By Mahendra Ved, IANS
Sherathang (Sikkim) : Tibetan men coming to trade here wear a dozen hats, an item not on the approved list of bilateral border trade between India and China.
If they are lucky, on a clear day that attracts a crowd of traders and tourists, they return bareheaded.
But the weather is often hostile on this ancient Silk Route at Nathu La, at 4,210 metre, 10 km from here, which reopened in July last year after 43 years.
The Tibetan hat, a popular item with Sikkimese buyers, goes for Rs.80 here. But it sells for Rs.350 at Gangtok, Sikkim’s capital, barely 44 km away.
The tin shed market complex here attracts Lotsang Lhamu, a Sikkimese businesswoman. She has crossed over to the Tibetan side, to Shingaz, with 20 kg bags of non-Basmati rice. The cost works out to Rs.590; she sells it for Rs.800.
Aluminium utensils, stainless steel glasses and bowls, textiles, readymade clothes and bicycles are among the other items she sells.
Every Monday to Thursday, between April and September, groups of Indian and Tibetan traders cross the border to trade.
The Tibetan-Chinese have shown greater enthusiasm. Statistics show that they come in larger numbers, some of them arriving with their goods in vehicles with Lhasa number plates and turning the boot into a mobile shop.
Slowly the mule-track is turning into a border trade hub. The communication is in Tibetan and broken Hindi.
A total of 696 Indians visited the Tibetan side and 1,253 Chinese-Tibetans visited the Sherathang Trade Mart between July and September last year. India ‘imported’ goods worth Rs.10,83,150 and ‘exported’ besides rice, atta, maida, tea, clothes, snuff and other items, all worth Rs.8,87,285.
For geo-strategic reasons, India has been cautious and slow, while the Chinese, Indian officials here say, want this border trade to be converted into transit trade with no limits. “They want to dump their goods,” said an official in Gangtok.
Sikkim, the Himalayan Indian state, sees this as a major opportunity to reach out to the world and is pressing for trade expansion.
Even as it exercises caution, the government of India has accepted Sikkim’s proposal to raise the limit of exportable items per consignment per trader from Rs.25,000 to Rs.100,000.
The list of items, actually a carry-forward of what existed in 1962, when the China-Indian conflict ended the border trade, is “obsolete”, a Sikkim Government official says.
Sikkim has prepared a revised list of items on the basis of their demand in Tibet and logistic advantages. It includes alcoholic beverages, tea, engineering hardware, cement, cardamom, ginger, textiles and petrol and diesel. It is awaiting clearance from the Cabinet Committee of the government of India.
The Indian Army guarding the border has vacated a portion to allow motorable road that facilitates the traders’ movement, leaving its management to the police. “We look at it as a very positive development,” says Major General Vijay Singh Lalotra, general-officer-commanding Mountain Division.

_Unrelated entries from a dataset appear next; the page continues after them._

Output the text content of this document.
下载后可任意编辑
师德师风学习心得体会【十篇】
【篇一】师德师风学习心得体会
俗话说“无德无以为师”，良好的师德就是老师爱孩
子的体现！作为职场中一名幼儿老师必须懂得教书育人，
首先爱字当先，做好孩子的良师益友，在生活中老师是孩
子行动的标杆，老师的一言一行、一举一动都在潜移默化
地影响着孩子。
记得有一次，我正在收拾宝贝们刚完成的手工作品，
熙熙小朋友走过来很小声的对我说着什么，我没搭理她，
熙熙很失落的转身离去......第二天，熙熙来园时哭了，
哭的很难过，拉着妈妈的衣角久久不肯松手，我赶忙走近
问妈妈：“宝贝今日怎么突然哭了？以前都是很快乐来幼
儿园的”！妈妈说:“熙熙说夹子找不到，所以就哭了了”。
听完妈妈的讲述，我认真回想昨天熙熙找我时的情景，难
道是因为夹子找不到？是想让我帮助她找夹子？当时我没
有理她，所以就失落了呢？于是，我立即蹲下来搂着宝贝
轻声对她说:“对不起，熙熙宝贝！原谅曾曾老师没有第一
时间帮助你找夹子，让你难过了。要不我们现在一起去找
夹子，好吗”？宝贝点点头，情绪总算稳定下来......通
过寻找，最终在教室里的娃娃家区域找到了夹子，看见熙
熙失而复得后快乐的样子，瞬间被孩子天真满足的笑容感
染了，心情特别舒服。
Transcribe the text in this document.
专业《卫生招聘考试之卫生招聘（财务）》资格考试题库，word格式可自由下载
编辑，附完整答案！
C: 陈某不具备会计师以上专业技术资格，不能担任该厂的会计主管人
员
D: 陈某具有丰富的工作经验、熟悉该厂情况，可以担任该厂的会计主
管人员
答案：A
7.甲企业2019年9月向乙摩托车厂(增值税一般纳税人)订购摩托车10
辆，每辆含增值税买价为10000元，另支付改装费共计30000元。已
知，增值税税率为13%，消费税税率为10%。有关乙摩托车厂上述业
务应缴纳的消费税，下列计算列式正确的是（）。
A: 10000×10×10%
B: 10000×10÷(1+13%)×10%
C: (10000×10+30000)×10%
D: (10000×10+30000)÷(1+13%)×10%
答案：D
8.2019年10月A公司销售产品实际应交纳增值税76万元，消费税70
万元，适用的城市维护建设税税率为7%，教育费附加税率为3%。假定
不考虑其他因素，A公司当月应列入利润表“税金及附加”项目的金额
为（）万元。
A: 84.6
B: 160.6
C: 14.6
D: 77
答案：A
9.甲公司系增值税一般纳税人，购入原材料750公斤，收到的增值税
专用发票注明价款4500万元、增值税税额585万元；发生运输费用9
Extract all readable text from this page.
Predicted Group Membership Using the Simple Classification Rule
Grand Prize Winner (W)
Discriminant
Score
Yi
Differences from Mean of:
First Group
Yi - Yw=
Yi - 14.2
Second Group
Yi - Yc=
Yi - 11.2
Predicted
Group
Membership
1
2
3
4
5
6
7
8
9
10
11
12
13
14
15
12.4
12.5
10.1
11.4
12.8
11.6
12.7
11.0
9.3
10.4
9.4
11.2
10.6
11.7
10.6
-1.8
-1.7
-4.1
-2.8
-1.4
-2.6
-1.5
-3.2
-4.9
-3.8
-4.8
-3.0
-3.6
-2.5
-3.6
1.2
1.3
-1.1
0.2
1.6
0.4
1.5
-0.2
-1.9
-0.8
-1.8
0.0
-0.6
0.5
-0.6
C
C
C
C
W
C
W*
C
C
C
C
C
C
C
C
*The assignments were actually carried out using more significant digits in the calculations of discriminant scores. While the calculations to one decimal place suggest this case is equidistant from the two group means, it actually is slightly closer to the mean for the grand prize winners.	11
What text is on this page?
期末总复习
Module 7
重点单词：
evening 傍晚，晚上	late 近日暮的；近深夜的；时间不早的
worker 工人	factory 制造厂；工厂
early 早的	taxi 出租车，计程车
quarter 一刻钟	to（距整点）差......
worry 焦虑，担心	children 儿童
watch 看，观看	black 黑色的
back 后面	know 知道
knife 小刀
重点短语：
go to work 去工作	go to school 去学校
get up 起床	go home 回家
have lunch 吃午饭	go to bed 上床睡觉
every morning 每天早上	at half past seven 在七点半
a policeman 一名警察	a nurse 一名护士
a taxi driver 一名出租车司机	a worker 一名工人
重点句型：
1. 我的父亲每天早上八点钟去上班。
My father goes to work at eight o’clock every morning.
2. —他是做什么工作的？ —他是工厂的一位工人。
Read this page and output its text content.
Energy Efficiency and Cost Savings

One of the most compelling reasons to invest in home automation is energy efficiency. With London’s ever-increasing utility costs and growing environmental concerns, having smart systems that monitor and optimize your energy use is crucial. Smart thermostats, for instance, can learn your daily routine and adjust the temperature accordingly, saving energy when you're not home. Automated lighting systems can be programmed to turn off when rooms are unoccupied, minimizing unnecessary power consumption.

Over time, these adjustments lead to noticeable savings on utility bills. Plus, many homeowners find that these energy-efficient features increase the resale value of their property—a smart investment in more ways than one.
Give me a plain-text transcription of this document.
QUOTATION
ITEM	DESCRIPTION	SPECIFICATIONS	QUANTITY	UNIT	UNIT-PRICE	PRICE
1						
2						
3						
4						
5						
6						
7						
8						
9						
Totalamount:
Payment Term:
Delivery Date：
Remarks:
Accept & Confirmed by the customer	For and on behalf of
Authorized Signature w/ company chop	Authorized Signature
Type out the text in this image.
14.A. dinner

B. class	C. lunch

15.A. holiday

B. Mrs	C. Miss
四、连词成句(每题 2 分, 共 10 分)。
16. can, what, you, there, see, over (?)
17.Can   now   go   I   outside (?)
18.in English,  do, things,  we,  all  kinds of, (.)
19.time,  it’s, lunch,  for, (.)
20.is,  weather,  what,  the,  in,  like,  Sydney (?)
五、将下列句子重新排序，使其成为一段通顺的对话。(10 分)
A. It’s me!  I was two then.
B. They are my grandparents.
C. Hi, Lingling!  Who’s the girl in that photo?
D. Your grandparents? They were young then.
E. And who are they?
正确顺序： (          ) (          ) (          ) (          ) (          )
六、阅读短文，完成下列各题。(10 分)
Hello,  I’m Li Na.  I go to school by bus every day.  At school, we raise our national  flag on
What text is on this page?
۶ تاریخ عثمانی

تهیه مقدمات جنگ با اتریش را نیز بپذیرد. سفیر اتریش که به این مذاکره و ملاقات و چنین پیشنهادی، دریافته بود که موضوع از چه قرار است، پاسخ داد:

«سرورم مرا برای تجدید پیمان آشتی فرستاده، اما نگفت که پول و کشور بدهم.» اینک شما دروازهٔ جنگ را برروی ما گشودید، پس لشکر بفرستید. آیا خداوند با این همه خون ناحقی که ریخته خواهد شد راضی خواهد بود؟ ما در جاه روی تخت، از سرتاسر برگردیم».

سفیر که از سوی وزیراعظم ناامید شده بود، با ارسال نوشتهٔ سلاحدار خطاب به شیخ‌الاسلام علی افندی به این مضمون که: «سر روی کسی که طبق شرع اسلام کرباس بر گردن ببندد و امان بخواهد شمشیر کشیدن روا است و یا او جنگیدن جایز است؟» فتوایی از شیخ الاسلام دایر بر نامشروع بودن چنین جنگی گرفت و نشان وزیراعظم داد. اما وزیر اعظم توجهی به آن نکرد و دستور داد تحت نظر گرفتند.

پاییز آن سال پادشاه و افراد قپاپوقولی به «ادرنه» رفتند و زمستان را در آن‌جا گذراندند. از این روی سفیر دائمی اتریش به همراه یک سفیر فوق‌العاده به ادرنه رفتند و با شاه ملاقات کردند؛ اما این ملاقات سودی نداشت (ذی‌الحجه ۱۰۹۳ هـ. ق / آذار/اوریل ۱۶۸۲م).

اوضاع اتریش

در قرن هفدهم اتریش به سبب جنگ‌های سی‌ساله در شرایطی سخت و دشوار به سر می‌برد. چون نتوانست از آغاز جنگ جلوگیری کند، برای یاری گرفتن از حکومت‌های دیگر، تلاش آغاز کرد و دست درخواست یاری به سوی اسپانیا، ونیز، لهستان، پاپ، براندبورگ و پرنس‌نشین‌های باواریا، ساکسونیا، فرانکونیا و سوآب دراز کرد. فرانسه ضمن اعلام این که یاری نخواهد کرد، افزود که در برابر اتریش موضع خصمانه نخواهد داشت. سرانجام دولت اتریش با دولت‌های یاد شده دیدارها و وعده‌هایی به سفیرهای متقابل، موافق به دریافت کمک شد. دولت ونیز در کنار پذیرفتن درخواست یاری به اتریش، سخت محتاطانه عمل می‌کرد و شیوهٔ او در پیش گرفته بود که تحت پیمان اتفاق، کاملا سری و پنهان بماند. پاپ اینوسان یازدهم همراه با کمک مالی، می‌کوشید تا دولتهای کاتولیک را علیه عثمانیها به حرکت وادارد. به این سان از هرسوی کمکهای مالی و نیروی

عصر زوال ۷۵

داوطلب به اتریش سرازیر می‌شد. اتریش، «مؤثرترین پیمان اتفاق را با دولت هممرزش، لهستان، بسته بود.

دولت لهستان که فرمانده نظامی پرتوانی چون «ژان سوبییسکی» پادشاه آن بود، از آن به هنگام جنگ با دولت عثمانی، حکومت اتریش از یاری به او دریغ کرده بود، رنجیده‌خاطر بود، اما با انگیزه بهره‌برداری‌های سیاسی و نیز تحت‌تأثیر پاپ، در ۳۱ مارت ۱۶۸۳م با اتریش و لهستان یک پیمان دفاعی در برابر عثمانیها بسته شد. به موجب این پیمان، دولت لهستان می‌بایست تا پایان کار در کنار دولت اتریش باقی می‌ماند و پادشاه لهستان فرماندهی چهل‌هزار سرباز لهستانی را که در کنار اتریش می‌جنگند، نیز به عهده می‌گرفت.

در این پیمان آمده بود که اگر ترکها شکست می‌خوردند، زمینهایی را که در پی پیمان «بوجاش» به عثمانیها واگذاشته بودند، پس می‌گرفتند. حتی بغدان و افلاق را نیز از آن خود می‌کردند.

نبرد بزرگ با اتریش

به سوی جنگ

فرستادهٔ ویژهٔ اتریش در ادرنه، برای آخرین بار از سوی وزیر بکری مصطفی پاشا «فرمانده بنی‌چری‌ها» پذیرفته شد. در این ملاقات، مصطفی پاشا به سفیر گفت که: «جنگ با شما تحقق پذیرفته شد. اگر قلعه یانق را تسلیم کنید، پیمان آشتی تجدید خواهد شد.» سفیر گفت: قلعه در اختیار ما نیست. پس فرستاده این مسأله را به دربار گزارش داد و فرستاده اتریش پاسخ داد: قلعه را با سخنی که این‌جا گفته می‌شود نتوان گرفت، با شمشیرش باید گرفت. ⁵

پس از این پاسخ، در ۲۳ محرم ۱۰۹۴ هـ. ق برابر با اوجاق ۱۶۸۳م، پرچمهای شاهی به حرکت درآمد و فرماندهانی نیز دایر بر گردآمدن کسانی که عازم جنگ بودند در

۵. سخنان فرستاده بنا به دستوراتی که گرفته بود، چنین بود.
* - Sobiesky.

But infrastructure on the Indian side needs improving. While the Border Roads Organisation (BRO) would be working on the existing National Highway 31A from Gangtok to Natu La, Rites India Limited, entrusted with preparation of a master plan, has envisaged the construction of a check post, a cafeteria/hotel and a parking yard, estimated to cost Rs.300 million.
This would be complete only by 2010. Sikkim is gung-ho about it. But Chief Minister Pawan Kumar Chamling told a Chinese delegation recently that the key remained with New Delhi and Beijing. Improvement in overall ties, already thawed, would determine the pace of border trade.